To unit-test the SOLO algorithm, run

setwd("Solo algorithm - R implementation")
source("Driver.R")
source("Constants.R")
source("SOLORefactoring.R")
stopifnot(testSOLO())

If no error message is produced, the unit test has been run successfully.


In additional to the phenotypic & genetic data extracted from our Postgres database, a few complimentory files located in the folder "Input data files for Solo algorithms/additional-data" are necessary to run a full replication of the algorithm


A full replication of the analysis is run as follows; arguments explained below:

source("Solo algorithm - R implementation/Driver.R")

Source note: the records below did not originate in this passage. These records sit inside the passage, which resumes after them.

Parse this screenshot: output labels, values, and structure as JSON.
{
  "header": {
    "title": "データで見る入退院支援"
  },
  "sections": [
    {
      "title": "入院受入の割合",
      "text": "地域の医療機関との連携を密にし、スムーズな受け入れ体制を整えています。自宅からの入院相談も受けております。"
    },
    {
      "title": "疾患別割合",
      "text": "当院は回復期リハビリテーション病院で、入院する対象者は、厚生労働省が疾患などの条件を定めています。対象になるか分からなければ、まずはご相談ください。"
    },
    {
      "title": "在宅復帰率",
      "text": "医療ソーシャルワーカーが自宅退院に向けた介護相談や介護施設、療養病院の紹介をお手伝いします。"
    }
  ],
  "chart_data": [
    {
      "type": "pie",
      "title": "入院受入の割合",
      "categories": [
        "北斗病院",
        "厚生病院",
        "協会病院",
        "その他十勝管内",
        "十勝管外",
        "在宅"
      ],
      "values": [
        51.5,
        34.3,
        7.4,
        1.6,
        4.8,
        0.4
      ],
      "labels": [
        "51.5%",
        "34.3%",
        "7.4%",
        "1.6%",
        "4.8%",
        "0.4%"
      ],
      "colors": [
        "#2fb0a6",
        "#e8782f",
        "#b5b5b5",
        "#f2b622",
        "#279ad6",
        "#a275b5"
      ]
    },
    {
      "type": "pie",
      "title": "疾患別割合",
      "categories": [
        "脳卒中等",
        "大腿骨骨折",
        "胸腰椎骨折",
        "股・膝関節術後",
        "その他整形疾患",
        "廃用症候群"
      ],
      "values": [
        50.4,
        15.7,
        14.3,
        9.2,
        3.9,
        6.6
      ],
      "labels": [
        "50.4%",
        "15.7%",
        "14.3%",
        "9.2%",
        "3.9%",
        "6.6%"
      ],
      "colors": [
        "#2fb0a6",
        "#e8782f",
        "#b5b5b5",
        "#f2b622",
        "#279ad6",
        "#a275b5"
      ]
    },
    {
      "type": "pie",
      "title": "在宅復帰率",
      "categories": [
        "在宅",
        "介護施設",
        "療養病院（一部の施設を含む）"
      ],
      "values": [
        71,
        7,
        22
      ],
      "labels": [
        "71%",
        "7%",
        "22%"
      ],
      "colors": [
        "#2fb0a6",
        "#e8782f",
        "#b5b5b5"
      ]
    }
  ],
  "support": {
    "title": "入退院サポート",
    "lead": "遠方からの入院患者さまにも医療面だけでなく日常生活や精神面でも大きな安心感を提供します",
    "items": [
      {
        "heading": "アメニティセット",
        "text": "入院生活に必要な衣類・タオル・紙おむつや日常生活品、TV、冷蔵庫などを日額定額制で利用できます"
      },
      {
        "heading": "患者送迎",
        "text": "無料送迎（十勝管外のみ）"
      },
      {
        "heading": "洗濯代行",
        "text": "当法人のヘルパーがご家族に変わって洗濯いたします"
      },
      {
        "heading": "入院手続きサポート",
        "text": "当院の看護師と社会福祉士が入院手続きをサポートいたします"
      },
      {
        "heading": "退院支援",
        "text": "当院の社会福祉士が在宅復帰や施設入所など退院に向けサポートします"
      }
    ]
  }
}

EXTRACTION_ID = "2023-04-25T06_00_10.443990_jr_b741dc136e079fa8583604a4915c0dc751724ae9880f06e7c2eacc939e086536"

mainDriver(
    EXTRACTION_ID = EXTRACTION_ID,
    OUTPUT_DIRECTORY = paste0("Results/", EXTRACTION_ID),
    SCRIPT_LOCATION_DIR = "Solo algorithm - R implementation",
    DATA_DIRECTORY = paste0("Input data files for Solo algorithms/", EXTRACTION_ID),
    NON_DATABASE_DIRECTORY = "Input data files for Solo algorithms/additional-data"
)

EXTRACTION_ID is the unique identifier for the preprocessed database containing genotypic and phenotypic information that serves as input for the analysis. The default value corresponds to the database extraction provided in the repository.

OUTPUT_DIRECTORY is the directory to be used for writing all the output files; by default, it is set to "Results/" followed by EXTRACTION_ID to make it unique.

SCRIPT_LOCATION_DIR is the directory where all the R scripts including this one are located; the default value above works when run using the GitHub repository.

DATA_DIRECTORY is the directory containing the database extraction; the default value above works when run using the GitHub repository.

NON_DATABASE_DIRECTORY is the directory containing the additional CSV files for the analysis; the default value above works when run using the GitHub repository.

Solo algorithm - Stata implementation

Contains all scripts necessary to run the SOLO algorithm in Stata.

Database Schema - Postgres

The definition of our database which sustains all our analysis. Partly built using the biosql specifications.